Die Corona-Krise hat eindrucksvoll die Systemrelevanz der maritimen Wirtschaft verdeutlicht. Die Handelsschifffahrt konnte – trotz der erheblichen Probleme in Bezug auf den Crewwechsel – die Versorgung nahezu lückenlos sicherstellen und zumindest die Linienreedereien erzielen inzwischen wieder befriedigende Ergebnisse. Dafür spricht auch der zum Jahresende kommunizierte Auftrag über sechs ULCV mit 23 500 TEU Kapazität, den Hapag-Lloyd bei der koreanischen Werft Daewoo Shipbuilding & Marine Engineering platziert hat und mit dem die Hamburger Linienreederei den Schritt in das Segment der Mega-Carrier vollzieht. Das Beispiel veranschaulicht aber auch noch einmal deutlich, dass die deutschen und europäischen Werften mit ihrer Zulieferindustrie von einer sich eventuell langsam erholenden Ordertätigkeit bei den Frachtschiffen kaum oder nicht ausreichend profitieren werden und dass hier ein großes Loch, das die zusammengebrochene Nachfrage nach Kreuzfahrtschiffen gerissen hat, gefüllt werden muss.

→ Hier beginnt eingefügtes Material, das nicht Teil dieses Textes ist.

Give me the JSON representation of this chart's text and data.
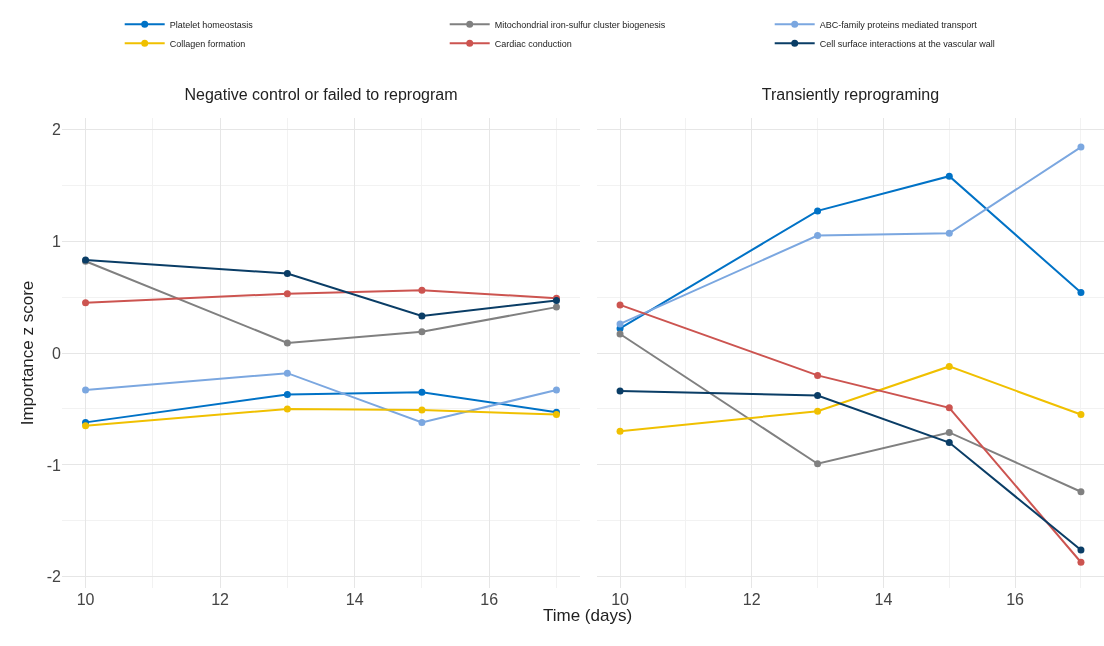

Diese große Herausforderung können die Unternehmen jedoch kaum ohne Flankierung und Unterstützung von Bund, Ländern und der EU meistern. Neben vorgezogenen Neubauten für staatliche Auftraggeber sind es vor allem attraktive Anreize für privatwirtschaftliche Akteure, die – gebunden an Umwelt- und Klimaauflagen – sowohl den Weg aus der Krise weisen als auch entscheidende Fortschritte für eine zunehmend emissionsfreie Schifffahrt erzielen könnten. Erfreulicherweise sind hier in 2020 schon einige Maßnahmen wie beispielsweise Förderprogramme für die Binnen- und die Küstenschifffahrt, eine Aufstockung des LNG-Förderprogramms sowie eine zusätzliche Unterstützung für den Bau von LNG-Bunkerschiffen erfolgreich auf den Weg gebracht worden.

Von zentraler Bedeutung für die Bewältigung der Krise über alle maritimen Branchensegmente hinweg sind darüber hinaus die bereitgestellten Mittel für Innovation, Forschung und Entwicklung wie beispielsweise die signifikante Aufstockung des Maritimen Forschungsprogramms bis 2025. Auch die Neuauflage der Förderrichtlinie Innovative Hafentechnologien (IHATEC) sowie die Schaffung der neuen Förderrichtlinie Digitale Testfelder in Häfen sind wichtige Signale aus der Politik. Diese Maßnahmen tragen entscheidend dazu bei, dass die deutschen maritimen Unternehmen ihren führenden Platz auf dem Weltmarkt behaupten und wichtige Weichen für die Post-Corona-Phase stellen können.

Hervorzuheben und besonders erfreulich ist auch der im Corona-Jahr 2020 erzielte Rekord an bewilligten F&E-Vorhaben. Ein ganz klares und positives Indiz, dass die deutschen maritimen Unternehmen auch diese ungewöhnliche neue Herausforderung annehmen und überzeugt sind, sie zu meistern.